Ella no pudo contenerse y comenzó a acariciarle el pelo con rudeza, le
halaba mechones al tiempo que lo masturbaba y besaba. A él todo le resultaba
muy de prisa, pero no pudo contenerse y en plena mesita de su comedor le hizo
el amor. Amor, sexo, juego, estaban desahogando una carencia y unas ansias de
tenerse que habían sido reprimidas por tanto tiempo, demasiado tiempo. Ya
bastaba de prudencias, era imposible detener eso que habían puesto en marcha
hace meses, esas enormes ganas de toquetearse y chuparse, de sentirse y amarse.

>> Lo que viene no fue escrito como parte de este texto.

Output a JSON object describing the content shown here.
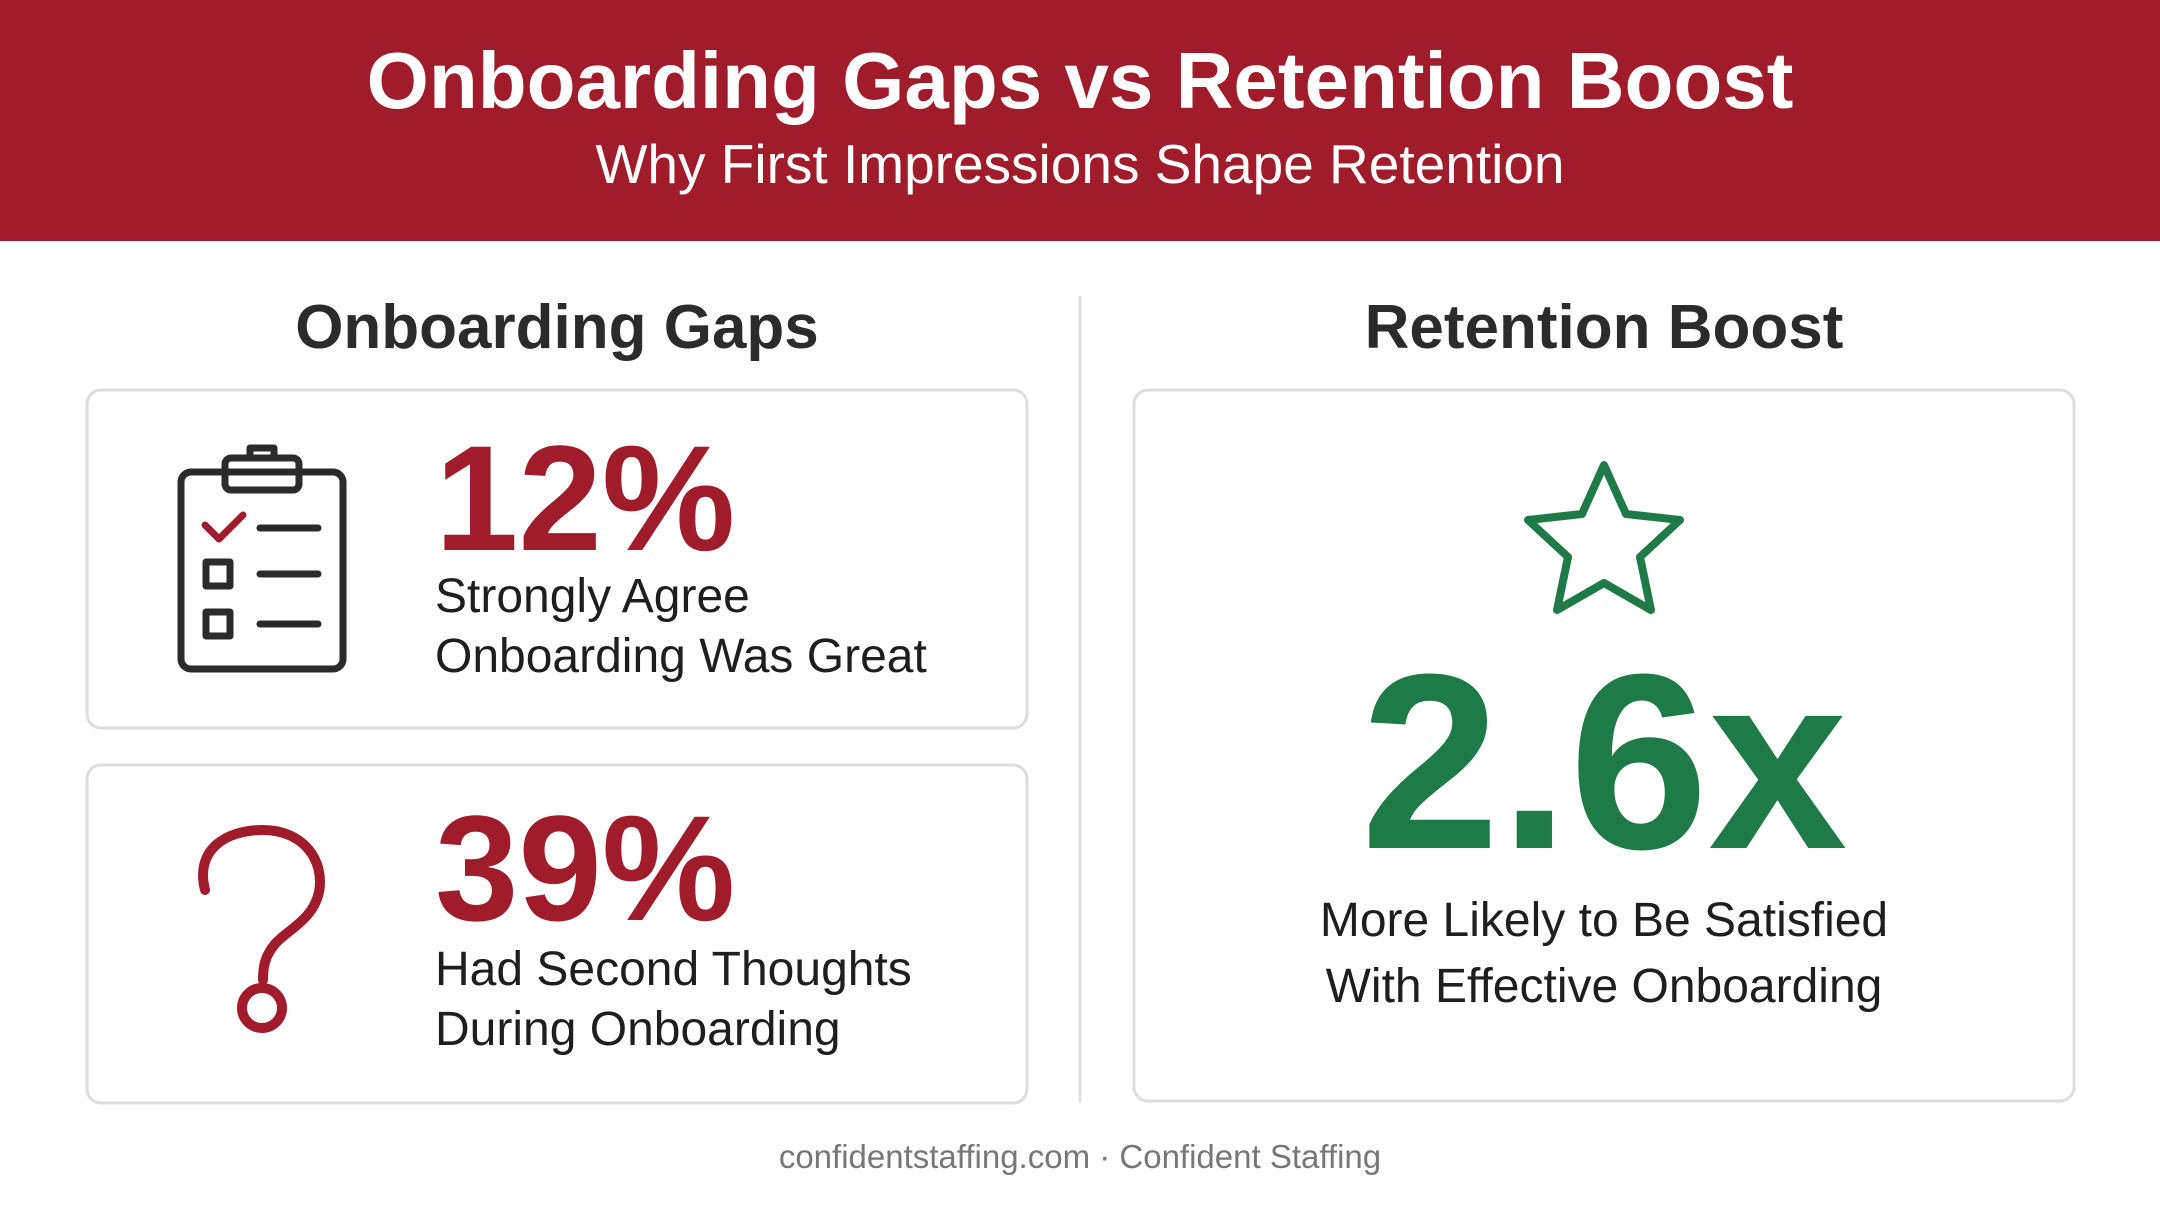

En la mesita ella lo montó y con la mano le tapaba todo el rostro, le mordía
el pelo, le arañaba el pecho. Él la sujetaba a la cintura tratándola de
dirigirle el ritmo, de asistirle en las embestidas que daba mientras cerraba
sus ojos y de pronto le sorprendía que ella le arrancara pelo. No pudo más y se
quejó, ella lo calló con un beso jugoso que bajó hasta su abdomen y de allí le
hizo sexo oral.
Esa tarde se convirtió en una noche larga de vino, sexo y sushi. En la
mañana Laura ya no estaba, él no la sintió irse. Cuando vio que ella no estaba se
acarició el pelo y recordó la extraña forma en la que ella le hacía el amor, no
pudo más que reírse. Ella no le contestó el teléfono, y el día de la apertura
de su exposición, no fue. Lo único que supo fue que otro galerista comisionó su
segundo proyecto.
Mucho tiempo después Diego fue a la exhibición de Laura con la esperanza
de volver a verla. Igualmente ella no fue a la apertura y una de las piezas que
recibía a los visitantes en la exposición era un cofre con mechones de canas.
Demasiados como para ser únicamente suyos.